A medical coding specialist is part of the the medical records billing department of a healthcare organization, such as a hospital or a clinic, classifying diagnoses and procedures to facilitate billing and reimbursement from Medicare or health insurance companies. Medical coding specialists must hold an associate's degree and certification in order to work. Schools offering Medical Billing & Coding degrees can also be found in these popular choices.
A medical coding specialist works in the medical records billing department of a healthcare organization, according to the U.S. Bureau of Labor Statistics (BLS, www.bls.gov). The primary responsibility of a medical coding specialist is to assign a code to each type of treatment and diagnosis. The coding system tracks each patient's diagnosis and treatment and assigns them to a specific diagnosis-related group (DRG). Medicare and health insurance programs use the coding to reimburse hospitals. Typically, medical coding specialists work in a normal office environment and have 40-hour workweeks.
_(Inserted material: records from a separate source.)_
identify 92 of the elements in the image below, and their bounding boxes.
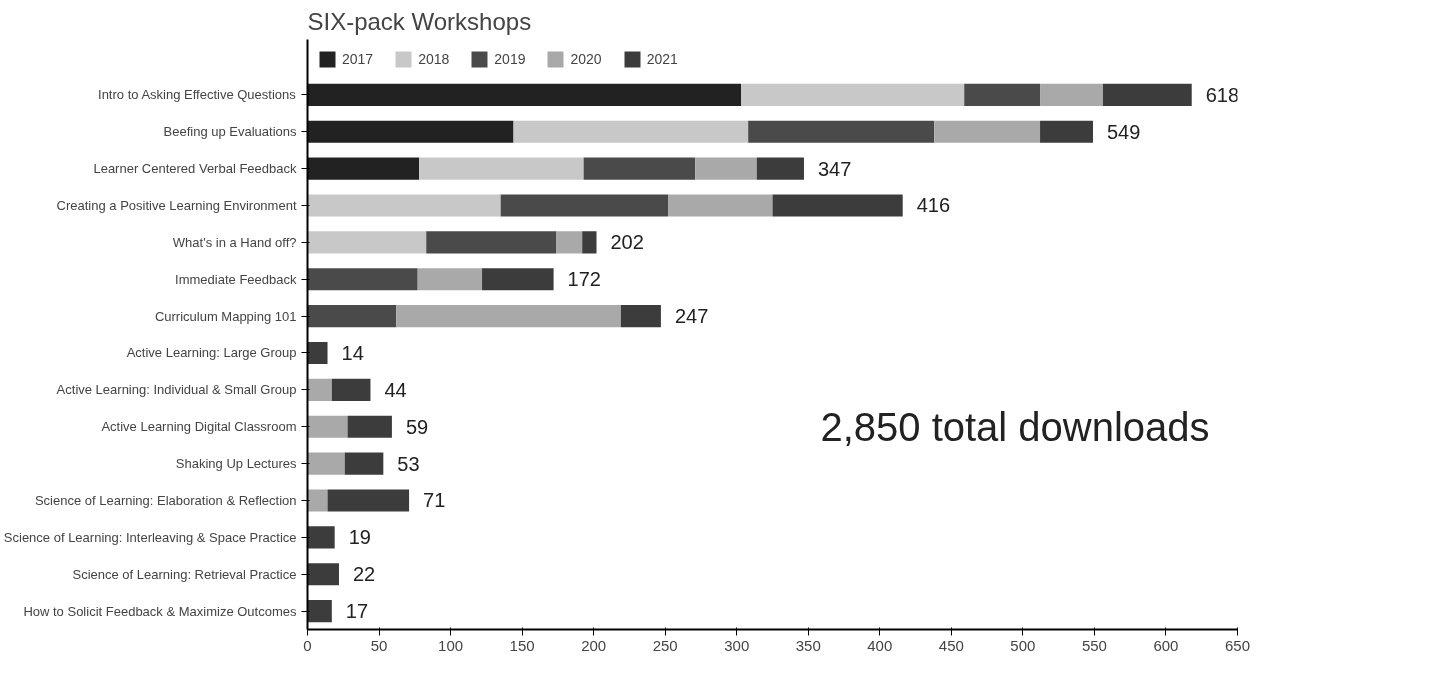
y-tick-label: Active Learning: Large Group bbox=[126, 345, 297, 361]
total-label: 618 bbox=[1205, 83, 1240, 106]
bar bbox=[417, 268, 483, 291]
x-tick-label: 0 bbox=[303, 636, 312, 654]
bar bbox=[620, 305, 661, 328]
x-tick-label: 600 bbox=[1153, 636, 1179, 654]
x-tick-label: 300 bbox=[724, 636, 750, 654]
bar bbox=[396, 305, 621, 328]
bar bbox=[307, 120, 514, 143]
y-tick-label: Immediate Feedback bbox=[175, 271, 297, 287]
y-tick-label: What's in a Hand off? bbox=[172, 234, 297, 250]
y-tick-label: Learner Centered Verbal Feedback bbox=[93, 161, 297, 177]
bar bbox=[1040, 120, 1093, 143]
bar bbox=[307, 268, 418, 291]
total-label: 347 bbox=[817, 157, 852, 180]
bar bbox=[344, 452, 384, 475]
y-tick-label: Science of Learning: Elaboration & Reflection bbox=[34, 492, 297, 508]
bar bbox=[307, 378, 332, 401]
bar bbox=[307, 305, 397, 328]
bar bbox=[307, 489, 328, 512]
bar bbox=[327, 489, 410, 512]
x-tick-label: 200 bbox=[581, 636, 607, 654]
bar bbox=[668, 194, 773, 217]
bar bbox=[331, 378, 371, 401]
bar bbox=[1040, 83, 1104, 106]
y-tick-label: Intro to Asking Effective Questions bbox=[98, 87, 297, 103]
legend-label: 2019 bbox=[494, 51, 526, 67]
bar bbox=[307, 526, 335, 549]
total-label: 14 bbox=[341, 341, 364, 364]
legend-label: 2018 bbox=[418, 51, 450, 67]
legend-label: 2017 bbox=[342, 51, 374, 67]
bar bbox=[934, 120, 1041, 143]
x-tick-label: 650 bbox=[1224, 636, 1251, 654]
total-label: 172 bbox=[567, 268, 601, 291]
bar bbox=[307, 341, 328, 364]
total-label: 22 bbox=[352, 563, 376, 586]
y-tick-label: How to Solicit Feedback & Maximize Outcomes bbox=[23, 603, 297, 619]
bar bbox=[307, 452, 345, 475]
bar bbox=[748, 120, 935, 143]
total-label: 17 bbox=[345, 600, 369, 623]
bar bbox=[756, 157, 804, 180]
y-tick-label: Shaking Up Lectures bbox=[175, 456, 297, 472]
legend-label: 2020 bbox=[570, 51, 602, 67]
y-tick-label: Active Learning Digital Classroom bbox=[101, 419, 297, 435]
bar bbox=[307, 563, 339, 586]
x-tick-label: 400 bbox=[867, 636, 893, 654]
x-tick-label: 250 bbox=[652, 636, 678, 654]
bar bbox=[307, 194, 501, 217]
bar bbox=[695, 157, 757, 180]
chart-title: SIX-pack Workshops bbox=[307, 7, 532, 35]
legend-label: 2021 bbox=[646, 51, 678, 67]
x-tick-label: 450 bbox=[938, 636, 964, 654]
y-tick-label: Active Learning: Individual & Small Group bbox=[56, 382, 297, 398]
bar bbox=[307, 600, 332, 623]
total-label: 71 bbox=[423, 489, 446, 512]
bar bbox=[419, 157, 584, 180]
total-label: 59 bbox=[405, 415, 429, 438]
x-tick-label: 500 bbox=[1010, 636, 1036, 654]
x-tick-label: 100 bbox=[438, 636, 464, 654]
bar bbox=[482, 268, 554, 291]
x-tick-label: 150 bbox=[509, 636, 535, 654]
total-label: 416 bbox=[916, 194, 951, 217]
bar bbox=[741, 83, 965, 106]
bar bbox=[513, 120, 749, 143]
x-tick-label: 550 bbox=[1081, 636, 1107, 654]
total-label: 549 bbox=[1106, 120, 1141, 143]
bar bbox=[307, 231, 427, 254]
total-label: 44 bbox=[384, 378, 407, 401]
y-tick-label: Creating a Positive Learning Environment bbox=[56, 197, 297, 213]
bar bbox=[556, 231, 583, 254]
total-label: 53 bbox=[397, 452, 420, 475]
x-tick-label: 350 bbox=[795, 636, 821, 654]
bar bbox=[347, 415, 392, 438]
x-tick-label: 50 bbox=[370, 636, 388, 654]
bar bbox=[1103, 83, 1192, 106]
bar bbox=[307, 157, 420, 180]
bar bbox=[307, 415, 348, 438]
y-tick-label: Science of Learning: Interleaving & Space Practice bbox=[3, 529, 297, 545]
annotation: 2,850 total downloads bbox=[820, 404, 1210, 449]
y-tick-label: Curriculum Mapping 101 bbox=[154, 308, 297, 324]
total-label: 19 bbox=[348, 526, 371, 549]
bar bbox=[772, 194, 903, 217]
total-label: 247 bbox=[674, 305, 709, 328]
bar bbox=[426, 231, 557, 254]
total-label: 202 bbox=[610, 231, 644, 254]
bar bbox=[500, 194, 669, 217]
bar bbox=[307, 83, 742, 106]
bar bbox=[964, 83, 1041, 106]
y-tick-label: Beefing up Evaluations bbox=[163, 124, 297, 140]
y-tick-label: Science of Learning: Retrieval Practice bbox=[72, 566, 297, 582]
bar bbox=[582, 231, 597, 254]
bar bbox=[583, 157, 696, 180]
In some hospitals with 24-hour health information departments, some coding specialists may also be required to work at night and on the weekends.
Medical coding specialists must hold an associate's degree and receive certification. Many employers prefer candidates who are certified by the Registered Health Information Technicians (RHIT) organization. Community colleges in the U.S. offer two-year programs in medical coding. Generally, a program dedicated to medical coding will include coursework in:
- Health data standards
- Coding and abstraction of data
- Quality improvement methods
- Medical terminology
- Anatomy and physiology
- Aspects of health information
Career Outlook and Salary Statistics
The BLS reports that employment of medical records and health information technicians is expected to increase by 22% between 2012 and 2022. The primary reason for this better-than-average growth is the demand for additional healthcare services as the population ages. The BLS additionally reported the median annual salary for such technicians as $34,160 in May 2012, noting that those employed by pharmaceutical companies made the most money, averaging $66,060 a year.